What is the difference between writing worth sharing with other people and writing that's private? What belongs in a personal journal or a blog, and what should be shared in a class or submitted for publication? It's a strange line. Granted I would like work presented to other people to be good, and what I keep for myself requires no qualification. Does writing for therapeutic reasons, sugest that none of the results are good writing? Does feeling the need to write mean that it's best for me to write and write and write and then focus on crafting the produced material? Can this process produce cohesive writing? Can it feel like a seamless finished product?
The danger of slow writing, of editing while initially writing instead of revising work after a draft is written, is that focusing on writing perfectly can cause paralysis. If I focus on wanting something perfect to be perfect, it can be hard to write anything, to start writing. If I settle for just writing something, it's endlessly frustrating to enjoy the feeling that of needing to present crap. Am I mature enough to write? Do I need to wait until I'm more collected? Will that ever happen? Or, do I need to work my craft- suck it up and turn in something, and slowly work at improving it...
Why am I so moody?
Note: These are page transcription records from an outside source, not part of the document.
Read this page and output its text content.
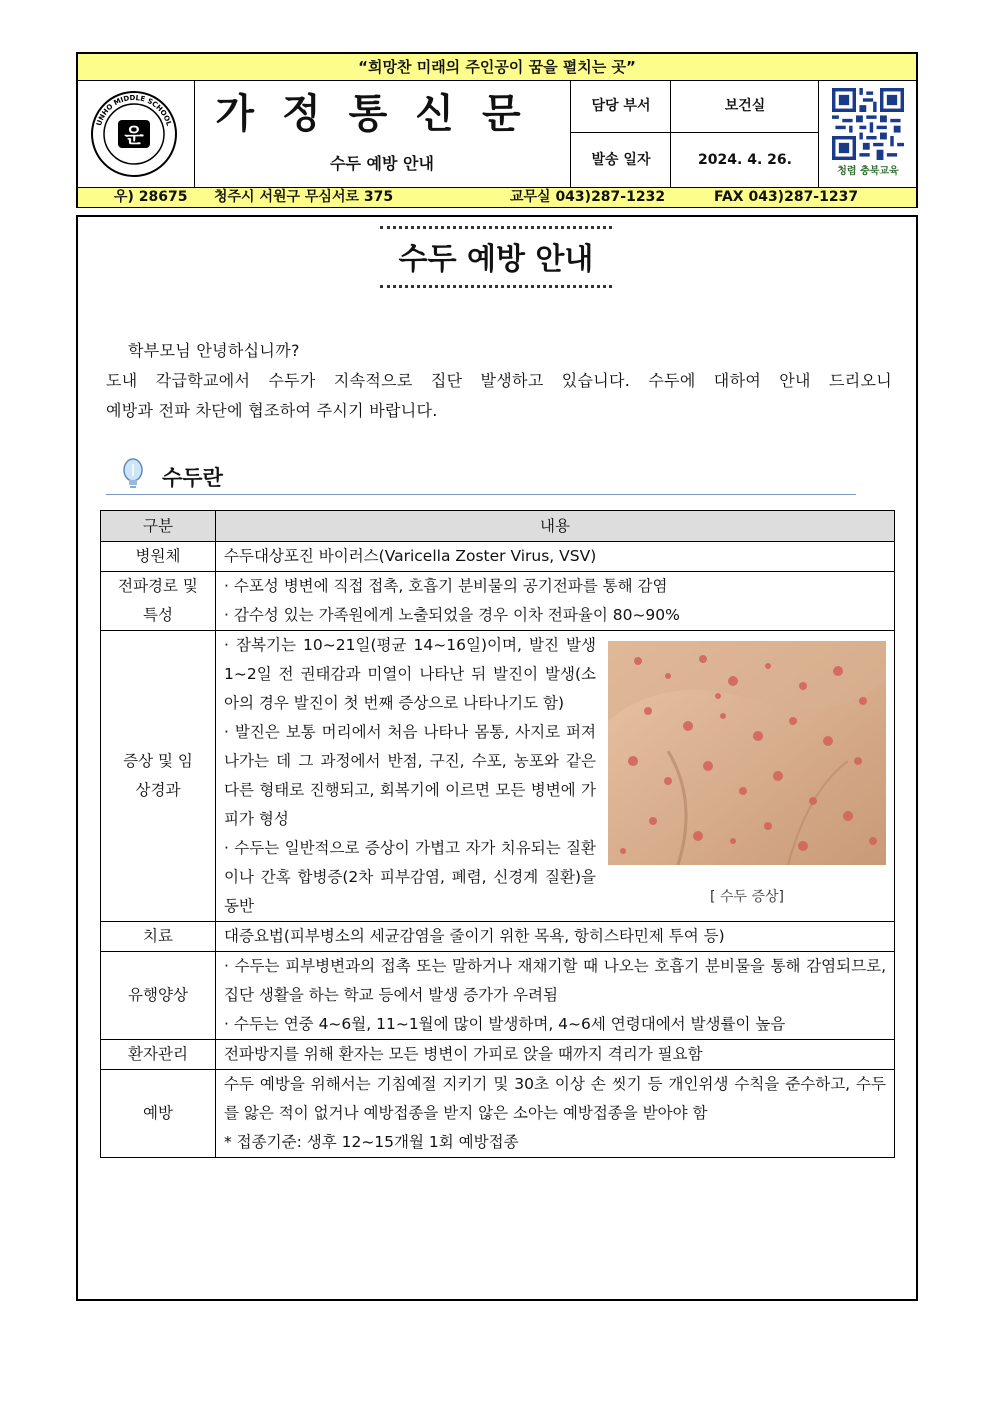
“희망찬 미래의 주인공이 꿈을 펼치는 곳”
UNHO MIDDLE SCHOOL
운	가정통신문
수두 예방 안내
담당 부서	보건실
발송 일자	2024. 4. 26.
청렴 충북교육
우) 28675 청주시 서원구 무심서로 375	교무실 043)287-1232	FAX 043)287-1237
수두 예방 안내
학부모님 안녕하십니까?
도내 각급학교에서 수두가 지속적으로 집단 발생하고 있습니다. 수두에 대하여 안내 드리오니
예방과 전파 차단에 협조하여 주시기 바랍니다.
수두란
구분	내용
병원체	수두대상포진 바이러스(Varicella Zoster Virus, VSV)
전파경로 및 특성	· 수포성 병변에 직접 접촉, 호흡기 분비물의 공기전파를 통해 감염
· 감수성 있는 가족원에게 노출되었을 경우 이차 전파율이 80~90%

증상 및 임상경과	· 잠복기는 10~21일(평균 14~16일)이며, 발진 발생 1~2일 전 권태감과 미열이 나타난 뒤 발진이 발생(소아의 경우 발진이 첫 번째 증상으로 나타나기도 함)
· 발진은 보통 머리에서 처음 나타나 몸통, 사지로 퍼져나가는 데 그 과정에서 반점, 구진, 수포, 농포와 같은 다른 형태로 진행되고, 회복기에 이르면 모든 병변에 가피가 형성
· 수두는 일반적으로 증상이 가볍고 자가 치유되는 질환이나 간혹 합병증(2차 피부감염, 폐렴, 신경계 질환)을 동반 [ 수두 증상]

치료	대증요법(피부병소의 세균감염을 줄이기 위한 목욕, 항히스타민제 투여 등)
유행양상	· 수두는 피부병변과의 접촉 또는 말하거나 재채기할 때 나오는 호흡기 분비물을 통해 감염되므로, 집단 생활을 하는 학교 등에서 발생 증가가 우려됨
· 수두는 연중 4~6월, 11~1월에 많이 발생하며, 4~6세 연령대에서 발생률이 높음

환자관리	전파방지를 위해 환자는 모든 병변이 가피로 앉을 때까지 격리가 필요함
예방	수두 예방을 위해서는 기침예절 지키기 및 30초 이상 손 씻기 등 개인위생 수칙을 준수하고, 수두를 앓은 적이 없거나 예방접종을 받지 않은 소아는 예방접종을 받아야 함
* 접종기준: 생후 12~15개월 1회 예방접종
And if it is established, accepted and inevitable for me to be moody, how can I manage my time to be able to make deadlines? On two different days for god knows what reason, I can write a polished A-worthy paper in two hours, and on another, I can spend 15 hours writing barely passable crap. I don't question the alternating moods and ability to concentrate any longer. I only look to manage it. But if writing is constant heartbreak, can I continue trying to do it? And if most of the things I care about are constantly heartbreaking, how can I afford to not do them? Even if I can't do everything I want to do when I want to do it, I should still try. I need take my chunk of the world, my chunk of skill, and try to do as much good as I can with it... without giving up.
Pererverence is hard to remember when I'm trying to pull a rainstorm from sunshine, or sunshine from a cloud, but weather changes, and so do my moods. I hope that somewhere down the line, I'll learn to manage my moods and concentration, and I'll float and fight through whatever comes my way with some kind of product to show for it. I hope to someday have a list of positive contributions next to my name. Or maybe I'm looking at it all wrong. Maybe only right now matters. But how can I really believe that?